Wednesday 4 November 2020 11:24 am

Oxford Covid-19 vaccine trial results due before New Year

The Covid-19 vaccine developed by the University of Oxford could present late-stage trial results before the year end, the chief trial investigator for the vaccine has said.

Working out whether or not the vaccine worked would likely come this year, according to Oxford Vaccine trial chief investigator Andrew Pollard.

After that the data would have to be reviewed by regulators and then a political decision made on who should get the vaccine.

Pollard said there is a “small chance” the vaccine would start to be deployed before Christmas.

Read more: How close are we to having an approved coronavirus vaccine?

This morning chief executive Simon Stevens confirmed the NHS is preparing to distribute potential Covid-19 vaccines in time for Christmas.  

GPs are being put on standby to start vaccinating over-85s and frontline health workers from the beginning of next month.

A new Direct Enhanced Service (DES) is set to be announced as soon as next week for practices and primary care networks to start administering the vaccines.

The new DES scheme would enhance GPs’ powers to provide a wider range of services to patients that are not provided under usual contracts.

1.2 million dead

The Oxford/AstraZeneca vaccine is expected to be one of the first from big pharma to be submitted for regulatory approval, along with Pfizer and BioNTech’s candidate.
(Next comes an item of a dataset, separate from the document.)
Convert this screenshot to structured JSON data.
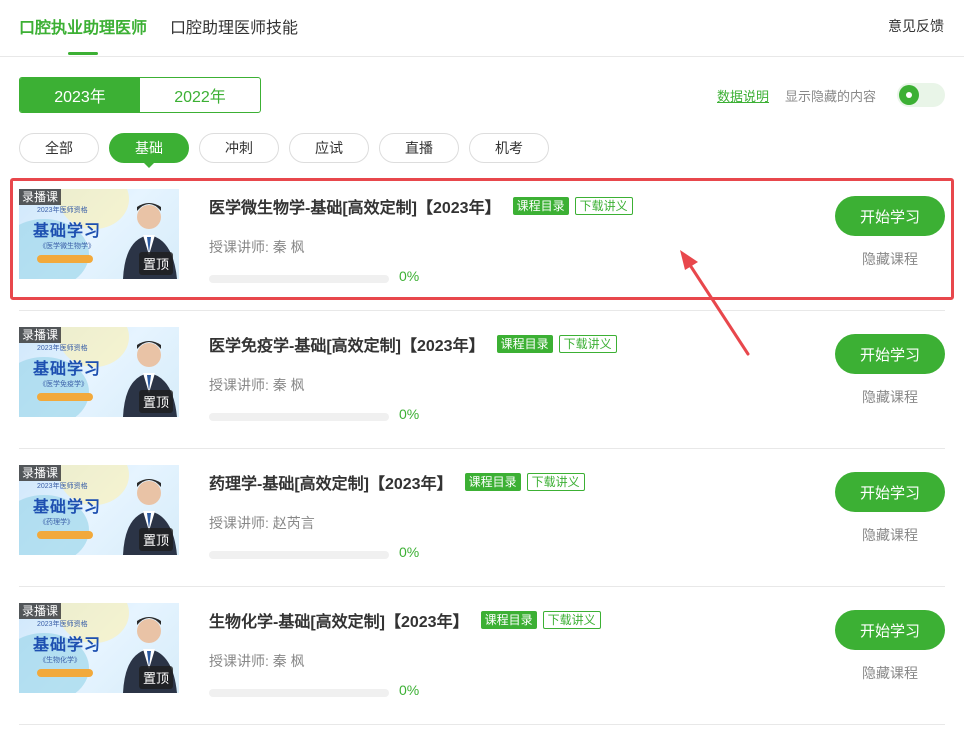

A vaccine that works is seen as a game-changer in the battle against the coronavirus.

The virus has so far killed more than 1.2 million people, shuttered swathes of the global economy and turned normal life upside down for billions of people.

Oxford’s Pollard said the U.S. Food and Drug Administration had set the bar for a vaccine being at least 50% effective – a level that would have a transformative impact on the pandemic.

“But to be able scientifically to test 50% is a lot harder – you need a lot more cases to occur in the trials,” he said. “So I think we are all hoping the vaccine will be more effective than that which means we will have an answer sooner.

“What the actual level of efficacy is unknown at the moment – no one has unblinded their trials and looked at the data so far.”

In September health secretary Matt Hancock said a vaccine would “most likely” be available in the first few months of 2021.